- Mas não se pode aprender a filosofia?
- A filosofia não se aprende; a filosofia é a reunião das ciências adquiridas com o talento que as aplica. A filosofia é a nuvem deslumbrante em que Cristo pousou o pé para subir ao Céu.
- Vejamos, que me ensinará primeiro? - perguntou Dantès. - Tenho pressa de começar, sede de ciência.
- Tudo! - respondeu o abade.
Com efeito, logo naquela noite os dois prisioneiros estabeleceram um plano de educação que começaram a executar no dia seguinte. Dantès possuía uma memória prodigiosa e uma facilidade de concepção extrema. A disposição matemática do seu espírito habilitava-o a compreender tudo através do cálculo, enquanto a poesia do marinheiro corrigia tudo o que pudesse haver de excessivamente material na demonstração, reduzida à secura dos números ou à rectidão das linhas. Sabia já, aliás, o italiano e um bocadinho de grego moderno, que aprendera nas suas viagens ao Oriente. Com estas duas línguas, não tardou a compreender sem demora o mecanismo de todas as outras, e ao cabo de seis meses começava a falar espanhol, inglês e alemão.
Como dissera ao abade Faria. quer porque a distracção que lhe proporcionava o estudo substituísse nele a ânsia da liberdade, quer porque fosse, como já vimos rígido observador da sua palavra, nunca falava de fugir e os dias passavam para ele rápidos e instrutivos. Passado um ano, era outro homem.
Quanto ao abade Faria, Dantès notava que, apesar da distracção que a sua presença trouxera ao seu cativeiro, entristecia de dia para dia. Uma ideia pertinaz e constante parecia assediar-lhe o espírito. Caído em profundos alheamentos, suspirava involuntariamente, levantava-se de súbito, cruzava os braços e passeava sombrio à volta da cela.
Um dia parou de repente no meio de um desses passeios centenas de vezes repetidos que fazia à roda da cela e exclamou:
- Ah, se não houvesse sentinela!...
- Só haverá sentinela se o senhor quiser - observou Dantès, que lhe seguira o pensamento através da caixa craniana como através de um cristal.

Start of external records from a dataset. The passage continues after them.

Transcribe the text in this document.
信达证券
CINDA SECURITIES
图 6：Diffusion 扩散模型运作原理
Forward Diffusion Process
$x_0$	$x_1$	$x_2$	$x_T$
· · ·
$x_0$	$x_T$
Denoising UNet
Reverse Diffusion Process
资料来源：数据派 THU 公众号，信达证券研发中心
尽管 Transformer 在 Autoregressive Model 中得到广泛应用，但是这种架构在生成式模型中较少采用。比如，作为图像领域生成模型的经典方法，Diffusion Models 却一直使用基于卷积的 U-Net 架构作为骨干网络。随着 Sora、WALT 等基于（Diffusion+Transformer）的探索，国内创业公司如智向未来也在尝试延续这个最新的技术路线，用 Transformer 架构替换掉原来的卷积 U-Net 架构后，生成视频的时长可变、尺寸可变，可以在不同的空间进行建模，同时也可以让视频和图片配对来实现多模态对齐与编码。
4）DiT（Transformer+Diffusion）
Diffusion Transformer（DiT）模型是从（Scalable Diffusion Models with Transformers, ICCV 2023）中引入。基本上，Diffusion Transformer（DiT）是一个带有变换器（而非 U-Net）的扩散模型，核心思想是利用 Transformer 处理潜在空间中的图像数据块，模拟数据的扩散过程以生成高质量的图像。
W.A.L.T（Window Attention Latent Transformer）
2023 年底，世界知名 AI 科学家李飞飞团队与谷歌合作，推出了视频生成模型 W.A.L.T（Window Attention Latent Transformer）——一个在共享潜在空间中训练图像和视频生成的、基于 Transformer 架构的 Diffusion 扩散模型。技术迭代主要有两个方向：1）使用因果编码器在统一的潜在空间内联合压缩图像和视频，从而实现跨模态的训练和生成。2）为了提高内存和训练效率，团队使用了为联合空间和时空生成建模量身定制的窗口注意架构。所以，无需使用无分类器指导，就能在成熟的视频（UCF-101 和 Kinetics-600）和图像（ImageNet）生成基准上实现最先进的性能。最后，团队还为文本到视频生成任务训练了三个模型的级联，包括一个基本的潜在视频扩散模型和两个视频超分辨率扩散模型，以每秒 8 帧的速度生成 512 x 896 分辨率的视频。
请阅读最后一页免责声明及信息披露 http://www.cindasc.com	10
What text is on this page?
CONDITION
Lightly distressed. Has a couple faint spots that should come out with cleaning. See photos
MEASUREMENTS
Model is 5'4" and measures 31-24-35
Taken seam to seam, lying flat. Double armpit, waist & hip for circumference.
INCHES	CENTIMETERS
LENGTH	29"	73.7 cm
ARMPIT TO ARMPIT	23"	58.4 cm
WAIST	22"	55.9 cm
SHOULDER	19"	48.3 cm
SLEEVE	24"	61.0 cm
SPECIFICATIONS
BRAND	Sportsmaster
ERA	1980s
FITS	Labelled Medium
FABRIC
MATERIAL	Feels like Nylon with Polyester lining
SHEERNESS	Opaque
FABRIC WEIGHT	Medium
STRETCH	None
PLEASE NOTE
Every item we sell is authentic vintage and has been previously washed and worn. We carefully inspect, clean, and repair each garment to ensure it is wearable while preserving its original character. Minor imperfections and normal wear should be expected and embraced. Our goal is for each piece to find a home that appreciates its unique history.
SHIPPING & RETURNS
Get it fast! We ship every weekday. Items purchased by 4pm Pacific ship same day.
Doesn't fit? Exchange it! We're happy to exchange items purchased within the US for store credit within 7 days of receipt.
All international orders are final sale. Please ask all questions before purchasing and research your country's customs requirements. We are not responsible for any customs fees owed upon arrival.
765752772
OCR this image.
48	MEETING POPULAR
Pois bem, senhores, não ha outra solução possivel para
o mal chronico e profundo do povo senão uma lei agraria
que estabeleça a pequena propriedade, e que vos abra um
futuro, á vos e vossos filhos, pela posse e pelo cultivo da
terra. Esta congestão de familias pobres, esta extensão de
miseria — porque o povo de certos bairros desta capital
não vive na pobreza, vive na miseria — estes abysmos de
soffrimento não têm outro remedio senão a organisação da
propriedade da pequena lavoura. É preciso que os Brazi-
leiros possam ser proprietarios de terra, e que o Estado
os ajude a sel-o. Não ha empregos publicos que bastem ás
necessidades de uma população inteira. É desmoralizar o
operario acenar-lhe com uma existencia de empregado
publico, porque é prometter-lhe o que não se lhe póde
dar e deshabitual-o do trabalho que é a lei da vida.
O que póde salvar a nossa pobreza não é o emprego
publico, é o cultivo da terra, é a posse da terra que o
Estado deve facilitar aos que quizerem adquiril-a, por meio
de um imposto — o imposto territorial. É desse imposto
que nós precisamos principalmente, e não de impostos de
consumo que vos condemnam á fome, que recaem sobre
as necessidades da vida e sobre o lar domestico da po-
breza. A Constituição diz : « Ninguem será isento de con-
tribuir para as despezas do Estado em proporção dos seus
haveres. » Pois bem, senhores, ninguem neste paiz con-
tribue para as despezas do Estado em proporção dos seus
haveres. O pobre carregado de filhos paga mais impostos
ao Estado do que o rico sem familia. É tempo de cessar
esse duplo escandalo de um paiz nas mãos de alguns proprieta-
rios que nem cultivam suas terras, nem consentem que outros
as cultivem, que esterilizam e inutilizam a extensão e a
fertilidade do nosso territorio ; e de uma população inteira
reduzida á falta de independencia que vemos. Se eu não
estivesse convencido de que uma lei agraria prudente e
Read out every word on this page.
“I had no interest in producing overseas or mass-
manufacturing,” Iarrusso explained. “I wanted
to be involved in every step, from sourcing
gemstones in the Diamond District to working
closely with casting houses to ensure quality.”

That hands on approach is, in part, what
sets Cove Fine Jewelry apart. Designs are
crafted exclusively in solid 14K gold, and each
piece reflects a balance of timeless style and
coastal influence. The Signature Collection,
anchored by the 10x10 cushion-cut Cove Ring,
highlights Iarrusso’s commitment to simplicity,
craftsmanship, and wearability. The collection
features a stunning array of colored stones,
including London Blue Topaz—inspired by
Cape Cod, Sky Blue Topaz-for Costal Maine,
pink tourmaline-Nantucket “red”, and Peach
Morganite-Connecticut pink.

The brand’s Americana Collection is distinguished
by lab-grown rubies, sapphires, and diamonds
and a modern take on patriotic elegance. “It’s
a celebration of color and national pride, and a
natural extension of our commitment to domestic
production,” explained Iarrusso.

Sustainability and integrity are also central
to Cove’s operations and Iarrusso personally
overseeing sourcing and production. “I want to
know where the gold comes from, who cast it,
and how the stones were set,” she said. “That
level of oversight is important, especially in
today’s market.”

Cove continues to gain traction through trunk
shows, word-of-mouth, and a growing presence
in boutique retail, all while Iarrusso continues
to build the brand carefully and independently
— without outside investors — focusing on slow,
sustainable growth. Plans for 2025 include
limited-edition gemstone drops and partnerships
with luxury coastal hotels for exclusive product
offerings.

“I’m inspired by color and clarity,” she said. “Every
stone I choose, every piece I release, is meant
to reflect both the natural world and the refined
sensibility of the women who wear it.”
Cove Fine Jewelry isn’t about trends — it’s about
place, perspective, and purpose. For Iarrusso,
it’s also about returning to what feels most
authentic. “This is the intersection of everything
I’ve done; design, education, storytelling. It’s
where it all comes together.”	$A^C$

- Já lhe disse que me repugna um assassínio.
- E no entanto esse assassínio, se fosse cometido, sê-lo-ia pelo instinto da nossa conservação, por um sentimento de defesa pessoal.
- Não importa, não o cometeria.
- Mas em todo o caso pensa nele?
- Sem cessar, sem cessar -murmurou o abade.
- E descobriu um meio, não descobriu? - disse vivamente Dantès.
- Descobri, se fosse possível pôr na galeria uma sentinela cega e surda.
- Será cega e surda! - respondeu o rapaz, num tom resoluto que assustou o abade.
- Não, não! - gritou. - Impossível.
Dantès quis levá-lo a falar mais a tal respeito, mas o abade abanou a cabeça e recusou.
Passaram três meses.
- Você é forte? - perguntou um dia o abade a Dantès.